If the son is an adult, have him sign the affidavit and he can then sign the car over to the brother. If the son is a minor that complicates things because he cannot enter into a contract. You would likely need a court order in that case.
Attorney James is giving good advice. While the affidavit should be enough, corporate creditors often demand to see a copy of letters of administration before they will even discuss a file. They don't have an option to ignore the affidavit. There are penalties if they do. The key is to get the file moved up to a manager who make a decision or the legal department. Unfortunately, your friend's nephew may end up needing an attorney to get it done. If the son doesn't have the money to pay an attorney, then he may qualify for Legal Aid Services or your find could pay the fees to get the vehicle.

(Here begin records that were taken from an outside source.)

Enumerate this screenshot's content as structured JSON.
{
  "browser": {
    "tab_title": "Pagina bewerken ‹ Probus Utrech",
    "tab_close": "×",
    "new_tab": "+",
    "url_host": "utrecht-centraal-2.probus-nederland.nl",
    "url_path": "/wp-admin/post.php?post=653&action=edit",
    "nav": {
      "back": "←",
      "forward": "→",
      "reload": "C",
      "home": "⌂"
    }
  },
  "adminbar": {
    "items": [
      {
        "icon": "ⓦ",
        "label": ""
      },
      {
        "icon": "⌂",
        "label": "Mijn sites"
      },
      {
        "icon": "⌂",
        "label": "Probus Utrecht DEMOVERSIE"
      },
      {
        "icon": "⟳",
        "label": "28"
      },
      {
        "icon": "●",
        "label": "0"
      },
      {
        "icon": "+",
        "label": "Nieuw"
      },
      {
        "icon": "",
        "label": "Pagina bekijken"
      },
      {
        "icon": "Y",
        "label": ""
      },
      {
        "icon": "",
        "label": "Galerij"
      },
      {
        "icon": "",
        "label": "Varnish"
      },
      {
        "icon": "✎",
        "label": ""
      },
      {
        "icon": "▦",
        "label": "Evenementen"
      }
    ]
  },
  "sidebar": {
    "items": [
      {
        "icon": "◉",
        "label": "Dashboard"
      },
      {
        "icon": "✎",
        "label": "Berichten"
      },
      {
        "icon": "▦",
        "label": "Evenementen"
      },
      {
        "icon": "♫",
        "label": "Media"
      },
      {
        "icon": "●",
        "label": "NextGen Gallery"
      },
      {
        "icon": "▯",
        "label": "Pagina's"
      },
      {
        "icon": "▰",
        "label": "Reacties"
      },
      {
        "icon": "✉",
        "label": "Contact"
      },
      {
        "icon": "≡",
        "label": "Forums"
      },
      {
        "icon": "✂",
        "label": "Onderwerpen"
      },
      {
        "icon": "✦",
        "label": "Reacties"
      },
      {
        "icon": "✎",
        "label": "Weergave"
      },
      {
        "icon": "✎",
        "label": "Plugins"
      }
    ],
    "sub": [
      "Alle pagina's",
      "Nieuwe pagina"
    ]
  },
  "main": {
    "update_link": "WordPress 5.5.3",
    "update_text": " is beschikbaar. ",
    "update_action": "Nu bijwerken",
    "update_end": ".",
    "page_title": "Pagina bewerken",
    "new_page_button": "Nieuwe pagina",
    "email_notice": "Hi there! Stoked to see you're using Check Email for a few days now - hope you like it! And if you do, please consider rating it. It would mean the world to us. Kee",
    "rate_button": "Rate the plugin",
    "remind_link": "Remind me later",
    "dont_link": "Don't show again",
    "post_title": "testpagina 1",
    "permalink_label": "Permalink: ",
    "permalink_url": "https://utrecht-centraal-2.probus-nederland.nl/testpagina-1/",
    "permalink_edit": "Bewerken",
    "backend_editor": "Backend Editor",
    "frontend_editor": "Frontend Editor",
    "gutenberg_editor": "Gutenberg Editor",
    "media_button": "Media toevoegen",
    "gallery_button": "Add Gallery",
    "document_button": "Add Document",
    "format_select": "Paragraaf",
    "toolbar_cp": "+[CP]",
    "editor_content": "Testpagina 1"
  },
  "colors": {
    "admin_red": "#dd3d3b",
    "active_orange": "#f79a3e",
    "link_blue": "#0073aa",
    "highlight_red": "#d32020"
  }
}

In case you need a referral, here is the link to the San Diego Bar Association -http://www.sdcba.org/
Mr.Scalise offers a FREE 30 minute phone consultation; he may be reached at 805-244-6850 or by email (email@example.com). My responses to questions posted here intended as helpful legal information not legal advice. The information I post does not create an attorney-client relationship. Mr. Scalise is licensed to practice law in California. If you would like to obtain specific legal advice about this issue, you must contact an attorney who is licensed to practice law in your state, and retain him/her. Mr. Scalise provides “unbundled” services for specific assistance with a specific issue.O work with clients throughout California.
This happens often. In California the affidavit would suffice but it must be signed on behalf of all the heirs, i.e. the son and any siblings, and parents if they are alive. If they join in the affidavit or waive any interest in the vehicle in the affidavit then these documents should work for Ford or any other creditors. Best to seek assistance from an attorney in drawing up the Affidavit.